Uitspraak
1.Geding in cassatie
2.Bewezenverklaring en bewijsvoering
3.Beoordeling van het eerste middel
4.Beoordeling van het derde middel
5.Slotsom
6.Beslissing
4 maart 2014.
Hoge Raad
In deze zaak gaat het om een verkeersongeluk dat plaatsvond op 28 november 2008 te Wageningen, waarbij de verdachte, die onder invloed van alcohol verkeerde en niet in het bezit was van een rijbewijs, met zijn auto een ongeval veroorzaakte. De verdachte reed slingerend, met wisselende snelheden en op korte afstand van andere voertuigen. Hij raakte een verhoogde middengeleider, verloor de controle over zijn voertuig en kwam op de rijbaan voor tegemoetkomend verkeer terecht, waar hij in botsing kwam met een taxi. Door deze aanrijding raakte de auto van de verdachte over de kop en tot stilstand op het dak. Het slachtoffer, dat bij de verdachte in de auto zat, liep ernstige verwondingen op, waaronder een bekkenbreuk en een dubbele onderbeenbreuk.

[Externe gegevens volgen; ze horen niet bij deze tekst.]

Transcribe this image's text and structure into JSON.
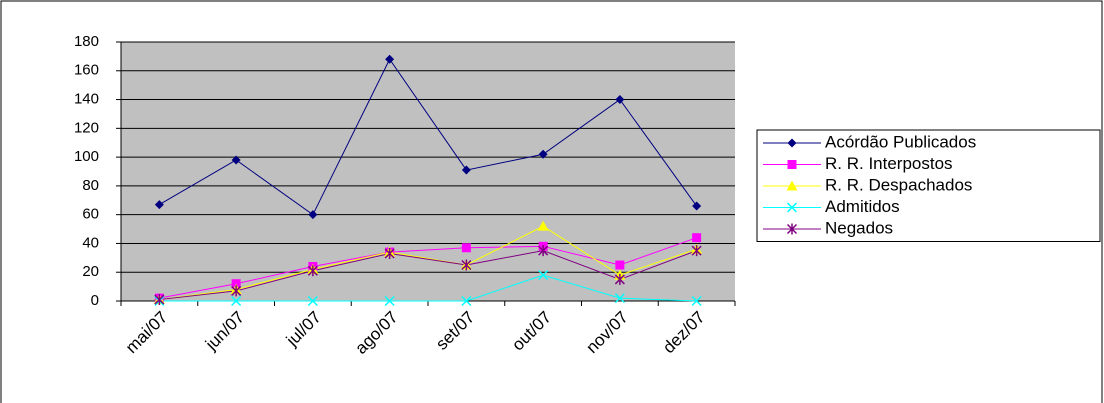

De Hoge Raad oordeelde dat de omstandigheden waaronder de verdachte reed, niet zonder meer toereikend waren om te concluderen dat hij 'roekeloos' had gehandeld in de zin van de Wegenverkeerswet. De Hoge Raad vernietigde de eerdere uitspraak van het Hof, dat had geoordeeld dat de verdachte roekeloos had gehandeld, en verwees de zaak terug naar het Gerechtshof Arnhem-Leeuwarden voor herbehandeling. De Hoge Raad benadrukte dat voor de vaststelling van roekeloosheid, die de zwaarste vorm van schuld vertegenwoordigt, specifieke feiten en omstandigheden moeten worden vastgesteld die aantonen dat de verdachte zich bewust was van de risico's die hij nam.
De uitspraak van de Hoge Raad heeft belangrijke implicaties voor de beoordeling van roekeloosheid in verkeerszaken, waarbij de rechter in toekomstige gevallen meer aandacht moet besteden aan de specifieke omstandigheden die roekeloosheid kunnen onderbouwen. De zaak benadrukt ook de noodzaak voor een zorgvuldige bewijsvoering bij het vaststellen van schuld in de zin van de Wegenverkeerswet.